November 21, 2017

Report: EA removed MTs from SWBF2 because Disney insisted

When I first heard that EA had announced the temporary removal of gacha monetization from Star Wars Battlefront II, my immediate knee-jerk reaction was, "I'll bet that someone from Disney made a phone call," and I wasn't the only one. EA, after all, was clearly intending to weather the storm and cash in on the game's gacha, but Disney was facing a wave of negative Star Wars-related PR with The Last Jedi's release only a month away; the reversal really only made sense if it happened at Disney's instigation.

Well, it seems that's exactly what happened, according to SegmentNext:
Disney might have saved EA from an even bigger catastrophe before the game released, according to Wall Street Journal reporter Ben Fritz. Apparently, Disney called EA to let them know how displeased they were about the handling of the Battlefront 2 microtransactions.
Battlefront 2 had a rather disastrous launch after it came out that EA was adding in a great deal of grinding to Battlefront 2 in order to unlock well-known heroes like Darth Vader and Luke Skywalker. Fritz apparently wrote an article that talked about how Disney contacted EA to let them know about Disney CEO Bob Igner’s “worry” about their handling of the game.
[...]
This isn’t the only Star Wars game that EA has mucked up recently either, after they canned production of a Star Wars game developed by Visceral Games that was originally going to be single-player and story-driven in favor of a multiplayer-focused game, which sparked its own debate about how relevant single-player games were in this day and age with games like Horizon Zero Dawn, Assassin’s Creed Origins, Wolfenstein II: The New Colossus, and more being given as pro-single player examples.
Lucasfilm eventually released a short, boilerplate PR statement confirming that they "support EA’s decision," but the simple reality is that EA probably wouldn't have made this decision if Disney hadn't weighed in. EA may be one of the biggest companies in videogames right now, but they're minnows compared to Disney... and Disney own Star Wars. If EA fuck up badly enough, Disney can just pull the license, and the suddenness of EA's reversal on their Star Wars gacha is suggestive of that being basically what EA were really afraid of here.

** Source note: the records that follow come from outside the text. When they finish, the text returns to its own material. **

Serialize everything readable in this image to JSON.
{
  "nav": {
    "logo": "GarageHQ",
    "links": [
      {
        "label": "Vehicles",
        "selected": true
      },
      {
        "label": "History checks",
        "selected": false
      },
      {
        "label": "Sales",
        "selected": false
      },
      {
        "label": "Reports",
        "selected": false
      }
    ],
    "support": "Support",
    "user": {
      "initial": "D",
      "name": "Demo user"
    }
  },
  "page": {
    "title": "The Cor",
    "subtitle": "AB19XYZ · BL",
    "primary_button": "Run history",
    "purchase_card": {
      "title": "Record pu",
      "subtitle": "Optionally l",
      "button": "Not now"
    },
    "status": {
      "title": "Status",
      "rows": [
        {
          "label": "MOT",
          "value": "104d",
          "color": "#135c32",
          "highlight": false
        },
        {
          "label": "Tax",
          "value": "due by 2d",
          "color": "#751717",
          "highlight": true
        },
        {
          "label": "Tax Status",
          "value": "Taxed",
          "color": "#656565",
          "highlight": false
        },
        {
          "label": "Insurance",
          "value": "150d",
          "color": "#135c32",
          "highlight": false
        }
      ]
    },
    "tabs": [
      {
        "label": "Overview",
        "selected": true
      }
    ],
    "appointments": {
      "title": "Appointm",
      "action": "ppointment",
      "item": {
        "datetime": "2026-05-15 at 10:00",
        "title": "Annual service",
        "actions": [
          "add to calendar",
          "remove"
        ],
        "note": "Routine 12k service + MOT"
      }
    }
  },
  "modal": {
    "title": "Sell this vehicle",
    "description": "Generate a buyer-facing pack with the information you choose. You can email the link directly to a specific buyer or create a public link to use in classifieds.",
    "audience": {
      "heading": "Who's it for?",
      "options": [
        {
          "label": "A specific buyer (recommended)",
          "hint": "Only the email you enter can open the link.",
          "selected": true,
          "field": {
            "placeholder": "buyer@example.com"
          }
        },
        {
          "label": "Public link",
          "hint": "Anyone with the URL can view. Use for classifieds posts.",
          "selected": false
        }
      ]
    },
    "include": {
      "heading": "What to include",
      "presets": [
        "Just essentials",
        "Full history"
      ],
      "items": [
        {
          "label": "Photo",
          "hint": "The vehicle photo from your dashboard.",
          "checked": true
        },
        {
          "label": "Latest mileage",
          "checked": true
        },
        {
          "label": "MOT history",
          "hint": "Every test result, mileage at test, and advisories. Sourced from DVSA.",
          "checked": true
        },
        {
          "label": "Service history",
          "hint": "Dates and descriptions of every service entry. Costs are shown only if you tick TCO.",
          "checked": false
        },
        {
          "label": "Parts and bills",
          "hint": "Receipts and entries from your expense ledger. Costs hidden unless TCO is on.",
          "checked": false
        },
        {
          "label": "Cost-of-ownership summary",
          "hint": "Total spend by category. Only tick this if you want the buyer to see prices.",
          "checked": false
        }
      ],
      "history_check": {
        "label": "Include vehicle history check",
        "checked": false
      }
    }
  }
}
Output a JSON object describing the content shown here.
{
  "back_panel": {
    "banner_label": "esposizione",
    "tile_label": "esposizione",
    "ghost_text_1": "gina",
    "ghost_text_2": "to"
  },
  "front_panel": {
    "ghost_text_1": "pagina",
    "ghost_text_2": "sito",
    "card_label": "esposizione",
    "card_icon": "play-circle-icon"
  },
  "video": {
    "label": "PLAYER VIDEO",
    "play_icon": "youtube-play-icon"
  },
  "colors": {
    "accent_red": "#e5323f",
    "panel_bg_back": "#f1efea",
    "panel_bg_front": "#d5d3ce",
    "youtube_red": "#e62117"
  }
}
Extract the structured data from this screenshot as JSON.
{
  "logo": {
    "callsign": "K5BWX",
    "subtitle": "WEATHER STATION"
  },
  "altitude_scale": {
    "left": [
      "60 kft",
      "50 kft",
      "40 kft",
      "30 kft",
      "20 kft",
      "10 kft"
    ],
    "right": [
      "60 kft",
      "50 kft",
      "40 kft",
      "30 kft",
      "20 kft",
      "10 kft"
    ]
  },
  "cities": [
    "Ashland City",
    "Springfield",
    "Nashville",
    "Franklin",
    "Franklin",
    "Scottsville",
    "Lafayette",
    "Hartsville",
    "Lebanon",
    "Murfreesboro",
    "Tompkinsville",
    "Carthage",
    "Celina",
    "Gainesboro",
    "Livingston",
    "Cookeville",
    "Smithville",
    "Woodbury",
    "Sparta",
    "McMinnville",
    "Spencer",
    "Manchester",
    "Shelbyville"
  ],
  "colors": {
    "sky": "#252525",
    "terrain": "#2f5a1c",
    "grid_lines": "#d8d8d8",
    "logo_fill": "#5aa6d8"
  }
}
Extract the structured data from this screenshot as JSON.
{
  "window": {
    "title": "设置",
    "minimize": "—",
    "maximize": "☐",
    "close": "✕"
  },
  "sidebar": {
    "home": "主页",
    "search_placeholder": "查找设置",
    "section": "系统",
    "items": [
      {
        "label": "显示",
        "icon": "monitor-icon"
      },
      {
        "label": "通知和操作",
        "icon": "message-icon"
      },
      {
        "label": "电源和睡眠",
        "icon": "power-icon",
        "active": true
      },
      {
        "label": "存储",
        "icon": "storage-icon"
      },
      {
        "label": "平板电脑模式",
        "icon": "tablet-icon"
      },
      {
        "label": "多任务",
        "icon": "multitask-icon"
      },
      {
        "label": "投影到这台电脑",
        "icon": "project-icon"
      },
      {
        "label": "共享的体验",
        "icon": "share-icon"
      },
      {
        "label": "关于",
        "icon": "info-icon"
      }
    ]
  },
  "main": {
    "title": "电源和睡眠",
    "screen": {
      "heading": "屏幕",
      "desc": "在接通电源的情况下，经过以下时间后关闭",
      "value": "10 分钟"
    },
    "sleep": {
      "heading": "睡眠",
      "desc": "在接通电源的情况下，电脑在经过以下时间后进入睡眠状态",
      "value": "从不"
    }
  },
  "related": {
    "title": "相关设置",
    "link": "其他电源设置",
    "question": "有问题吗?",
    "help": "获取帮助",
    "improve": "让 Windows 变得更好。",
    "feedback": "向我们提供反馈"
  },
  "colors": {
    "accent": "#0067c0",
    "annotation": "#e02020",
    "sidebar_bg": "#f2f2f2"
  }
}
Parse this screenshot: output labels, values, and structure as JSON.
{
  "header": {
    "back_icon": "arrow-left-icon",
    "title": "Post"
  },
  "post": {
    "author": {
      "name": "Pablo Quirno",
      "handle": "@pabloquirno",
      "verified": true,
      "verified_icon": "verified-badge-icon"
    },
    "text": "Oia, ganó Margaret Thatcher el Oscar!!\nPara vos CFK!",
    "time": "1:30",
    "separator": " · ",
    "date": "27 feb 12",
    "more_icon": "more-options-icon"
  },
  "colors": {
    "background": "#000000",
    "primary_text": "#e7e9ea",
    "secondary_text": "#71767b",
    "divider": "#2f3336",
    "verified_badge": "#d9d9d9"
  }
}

Meanwhile, the temporary removal of gacha from SWBF2 seems to have some too late to prevent some sort of regulatory action, with French regulators also investigating whether gacha systems would require regulation or consumer protections. With Belgium also looking into regulating loot boxes, it's looking more and more like EA's unseemly over-reach on the issue may just have precipitated exactly the kind of regulatory response that they were desperate to avoid.

Meanwhile, SWBF2's is garnering pretty poor reviews across the board, with a Metacritic score of only 69, and a user score of only 0.8 (the original SWBF managed a MC score of 75, with an average user score of 3.5, by comparison). And, for a wonder, its sales appear to be following suit, actually reflecting of this poor critical and consumer reception, at least in the UK.


The Know has a decent roundup of the latest developments:


So, have gamers finally had enough of this shit? Are they finally voting with their feet and wallets? Only time will tell, but the fact that it's finally happened, even once, gives me hope for humanity.